An example of the Gongen style of architecture, Asakusa Shrine was commissioned by Tokugawa Iemitsu and constructed in 1649 during Japan's Edo Period. It was constructed in order to honor the three men who established and constructed the Sensō-ji. The legend states that two brothers, fishermen named Hinokuma Hamanari and Hinokuma Takenari, found a bosatsu Kannon statuette caught in a fishing-net in the Sumida River on May 17, 628.
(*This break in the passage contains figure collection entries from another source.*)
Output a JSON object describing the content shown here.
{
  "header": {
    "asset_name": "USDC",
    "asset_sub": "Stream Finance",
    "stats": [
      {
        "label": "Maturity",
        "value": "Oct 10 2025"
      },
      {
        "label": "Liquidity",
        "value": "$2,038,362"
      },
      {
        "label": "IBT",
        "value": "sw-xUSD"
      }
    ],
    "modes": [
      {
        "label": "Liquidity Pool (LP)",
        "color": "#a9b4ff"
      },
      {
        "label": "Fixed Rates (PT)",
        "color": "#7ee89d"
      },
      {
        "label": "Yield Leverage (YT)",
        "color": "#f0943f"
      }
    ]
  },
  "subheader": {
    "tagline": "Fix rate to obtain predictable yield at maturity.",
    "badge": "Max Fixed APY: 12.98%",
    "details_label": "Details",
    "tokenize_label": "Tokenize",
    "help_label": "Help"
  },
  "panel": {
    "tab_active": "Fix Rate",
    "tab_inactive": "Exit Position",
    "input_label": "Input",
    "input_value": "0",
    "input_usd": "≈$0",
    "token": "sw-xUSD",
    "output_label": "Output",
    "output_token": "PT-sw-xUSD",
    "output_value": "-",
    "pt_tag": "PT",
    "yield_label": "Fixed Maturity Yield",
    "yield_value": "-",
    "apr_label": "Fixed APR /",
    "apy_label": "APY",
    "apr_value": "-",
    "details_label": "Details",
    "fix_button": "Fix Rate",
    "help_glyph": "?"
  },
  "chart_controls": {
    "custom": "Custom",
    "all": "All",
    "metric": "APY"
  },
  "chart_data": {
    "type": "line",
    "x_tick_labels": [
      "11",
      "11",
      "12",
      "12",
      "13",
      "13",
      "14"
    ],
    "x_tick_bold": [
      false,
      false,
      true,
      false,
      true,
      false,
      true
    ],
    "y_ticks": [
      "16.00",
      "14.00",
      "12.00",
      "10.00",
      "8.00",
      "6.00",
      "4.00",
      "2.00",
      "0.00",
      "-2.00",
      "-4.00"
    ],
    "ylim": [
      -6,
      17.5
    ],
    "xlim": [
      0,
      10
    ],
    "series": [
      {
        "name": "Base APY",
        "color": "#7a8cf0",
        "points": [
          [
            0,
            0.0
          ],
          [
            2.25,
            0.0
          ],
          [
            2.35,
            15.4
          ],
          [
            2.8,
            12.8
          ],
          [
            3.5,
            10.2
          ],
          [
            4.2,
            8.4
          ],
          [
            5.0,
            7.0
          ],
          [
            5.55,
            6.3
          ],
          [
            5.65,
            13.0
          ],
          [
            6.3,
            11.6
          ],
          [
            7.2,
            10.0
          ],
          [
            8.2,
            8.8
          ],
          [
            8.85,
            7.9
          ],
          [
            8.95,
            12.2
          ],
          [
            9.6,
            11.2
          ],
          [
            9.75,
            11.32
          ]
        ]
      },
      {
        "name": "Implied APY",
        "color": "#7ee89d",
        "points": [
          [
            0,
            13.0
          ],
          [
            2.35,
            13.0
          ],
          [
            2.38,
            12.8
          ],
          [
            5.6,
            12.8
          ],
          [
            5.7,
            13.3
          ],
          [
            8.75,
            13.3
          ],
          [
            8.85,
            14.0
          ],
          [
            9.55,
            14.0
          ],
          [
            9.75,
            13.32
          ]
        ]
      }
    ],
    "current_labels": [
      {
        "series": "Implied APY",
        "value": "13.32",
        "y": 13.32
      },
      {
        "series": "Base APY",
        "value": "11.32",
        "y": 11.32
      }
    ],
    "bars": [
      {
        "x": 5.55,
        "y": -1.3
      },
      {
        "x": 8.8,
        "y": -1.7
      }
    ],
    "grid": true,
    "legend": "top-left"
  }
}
The third man, a wealthy landlord named Hajino Nakatomo, heard about the discovery and approached the brothers to whom he delivered an impassioned sermon about the Buddha. The brothers were very impressed and subsequently converted to the Buddhist religion. The Kannon statue was consecrated in a small temple by the landlord and the brothers who thereafter devoted their lives to preaching the way of Buddhism. This temple is now known as the Sensō-ji. Asakusa Shrine was built in order to worship these men as deities. The shrine and its surrounding area and buildings have also been the site of many Shinto and Buddhist festivals for centuries. The most important and famous of these festivals is Sanja Matsuri, held in late May.
Unlike many other structures in the area, including the Sensō-ji, the shrine (along with the Nitenmon) survived the Tokyo air raids of 1945. Because of this rich history, it was designated an Important Cultural Property by the Japanese government in 1951.